In the end I threw down my spatula, got the rage and had a fag. If I hadn't removed myself I would have smacked the stupid cunt. When we came back there was a new smell, like the blue liquid they pump into portaloos or the harsh cleaning chemicals they use in public toilets. We see Old Pa Batty emptying a whole bottle of whatever-the-fuck down the drain (and all over the floor as the drain was definitely not unblocked). Then this exchange followed,
"Batty, what the hell is that stuff?"
"It's envirnmintelly friendly."
"But what is it?"
"It's like fairy liquid, it's good for the envirmint."
"Yeah, ok, but what is it exactly?"
"It wun't set off your asmah!"
"But what is it?"
"It's ok to use, my dad's a prusfesnil!"
"But what IS it?"
"It's disinfectent like stuff."
"But what IS it? Wait, what?"
Apparently when you get your idiot father to badly unblock a drain, not only are you not allowed to disclose what kind of crazy chemical you're using, but also using disinfectant is standard. For UNBLOCKING a DRAIN. Needless to say after this rather stinky incident, the drain was still blocked and smelled ten times worse. We ended up putting our foot down and calling the agency to send a real repair man, which sent Batty through the roof. She had a full blown tantrum, tried to blame us for the drain being blocked still, threw stuff around the kitchen, bitched to JEIIIIM about us, saying how horrible and mean and nasty we were for wanting a job done properly and calling a legit repairman.
The dude came, fixed the drain, and we've had nary an issue since. No smell, no nothing. Happy days. Well, aside from the fact that Batty took a day off work so that she'd be home for the coming of the repairman, and spent all the time ranting to the poor guy about how her father did a stellar job, and that there was obviously not a problem apart from us EVIL housemates fucking everything up for her. Right in front of the Mister, who was busy making the poor guy a cuppa to ease the pain. The guy did his best to ignore Batty and got the job done, hoovering up the tea and getting the foxtrot oscar before she got her knickers out.
Kinda derailed there, sorry. I haven't even gotten to the bathroom yet, oh hell the BATHROOM. The horror.
I went into the bathroom after Batty had one of her famous daily sex baths, gagging for a piss. Seconds later I was out again like a Batty out of helly, grabbed the Mister and showed him what was in there. We stood there for a while, silently sharing in our sadface.
There was blood EVERYWHERE. Big clots of it all over the bottom of the bath, splatters on the floor, up the walls (!!!!), all over the toilet seat, and the toilet water itself was bright red. To add extra horror points, in our sad little bathroom bin (that little fucker has seen some shit) was a heavily used sanitary towel crudely stuffed into an empty bog roll tube. The smell was unholy. I have no shame admitting that that day I took a waz in a bucket.

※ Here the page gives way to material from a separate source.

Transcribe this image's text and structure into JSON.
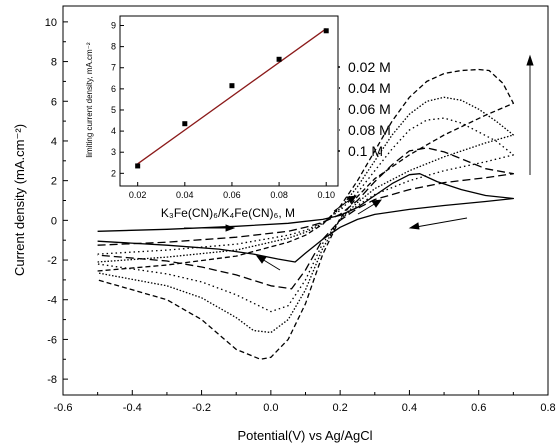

The bathroom stayed that way for a few days as she never cleaned it and the hell was I going to. Eventually Battyshitty-Insaney caved and cleaned up all the blood...but left the sanitary towels. In fact, they multiplied. They stank like hell. Guess how long she left those little swiss-rolls-from-hell there for?
Two bastarding weeks.
She only cleaned up those when she got the news for the viewing. I really wish I'd have been able to see her face when she got the message, but I was far too busy being off my tits on good cider and chain smoking my favourite fags with my favourite people, revelling in the fact that there is finally going to be an end to living with Batty. Liberation.